United States Ambassador to Ghana
- In office October 4, 1976 – May 7, 1979
- President: Gerald Ford
- Preceded by: Shirley Temple Black
- Succeeded by: Thomas W. M. Smith

United States Ambassador to Malta
- In office July 23, 1974 – October 29, 1976
- President: Richard Nixon
- Preceded by: John I. Getz
- Succeeded by: Bruce Laingen

Personal details
- Born: March 5, 1929
- Died: January 20, 2012 (aged 82)

Military service
- Allegiance: United States
- Branch/service: United States Marine Corps

= Robert P. Smith (ambassador) =

American diplomat

Robert Powell Smith (March 5, 1929January 20, 2012) was an American diplomat.

==Early life==
Smith was born on March 5, 1929, to parents Powell Augusta and Estella M. Smith.

==Military career==
Smith served in the United States Marine Corps.

==Diplomatic career==
Smith was appointed by President Richard Nixon on July 23, 1974, to the position of United States Ambassador to Malta. The presentation of his credentials for this position occurred on September 24, 1974. The termination of this mission occurred on October 29, 1976. Smith was then appointed by President Gerald Ford on October 4, 1976, to the position of United States Ambassador to Ghana.

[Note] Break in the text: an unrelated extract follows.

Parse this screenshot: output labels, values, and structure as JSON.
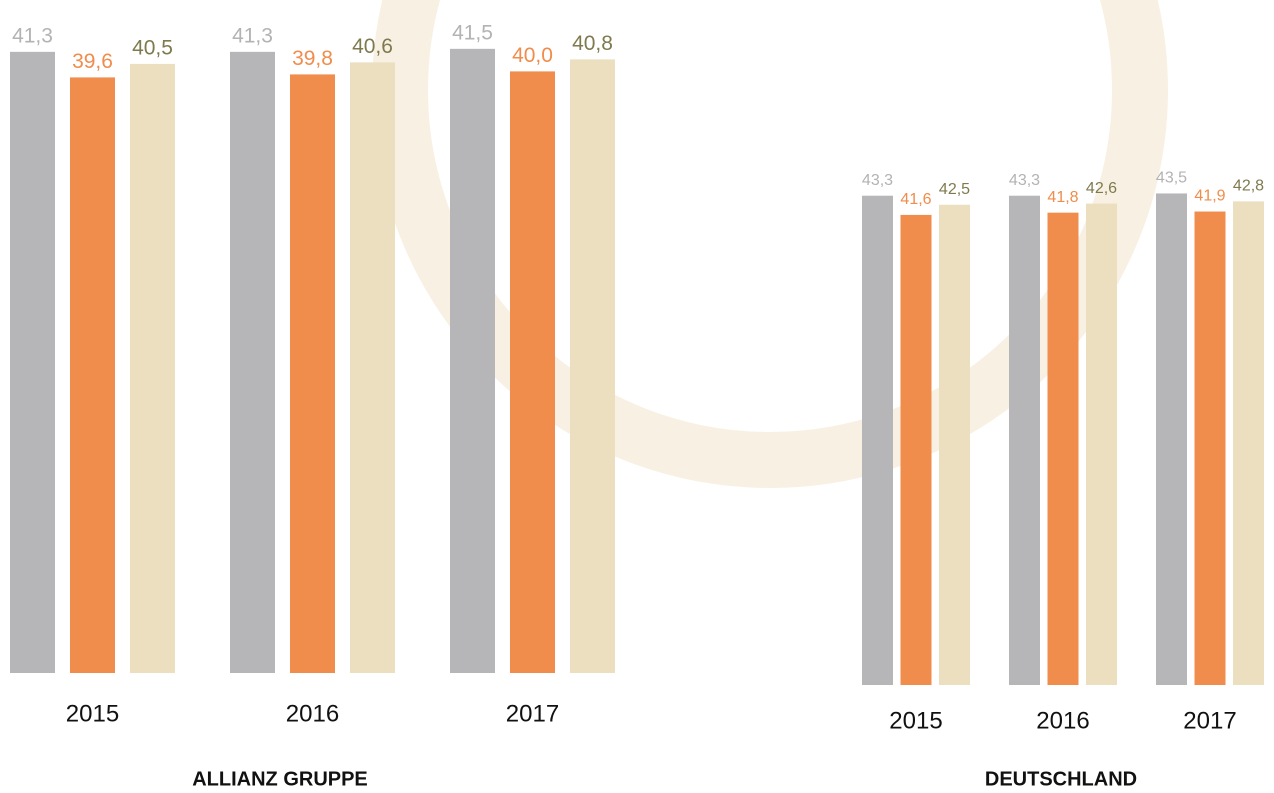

The presentation of his credentials for this position occurred on December 17, 1976. The termination of this mission occurred on May 7, 1979. Smith's final diplomatic appointment was made by President Jimmy Carter on July 2, 1979, for the position of United States Ambassador to Liberia. The presentation of his credentials for this position occurred on August 6, 1979. The termination of this final mission occurred on January 15, 1981.

==Personal life==
Smith resided in both Texas and Virginia.

==Death==
Smith died on January 20, 2012. He was interred in the Arlington National Cemetery.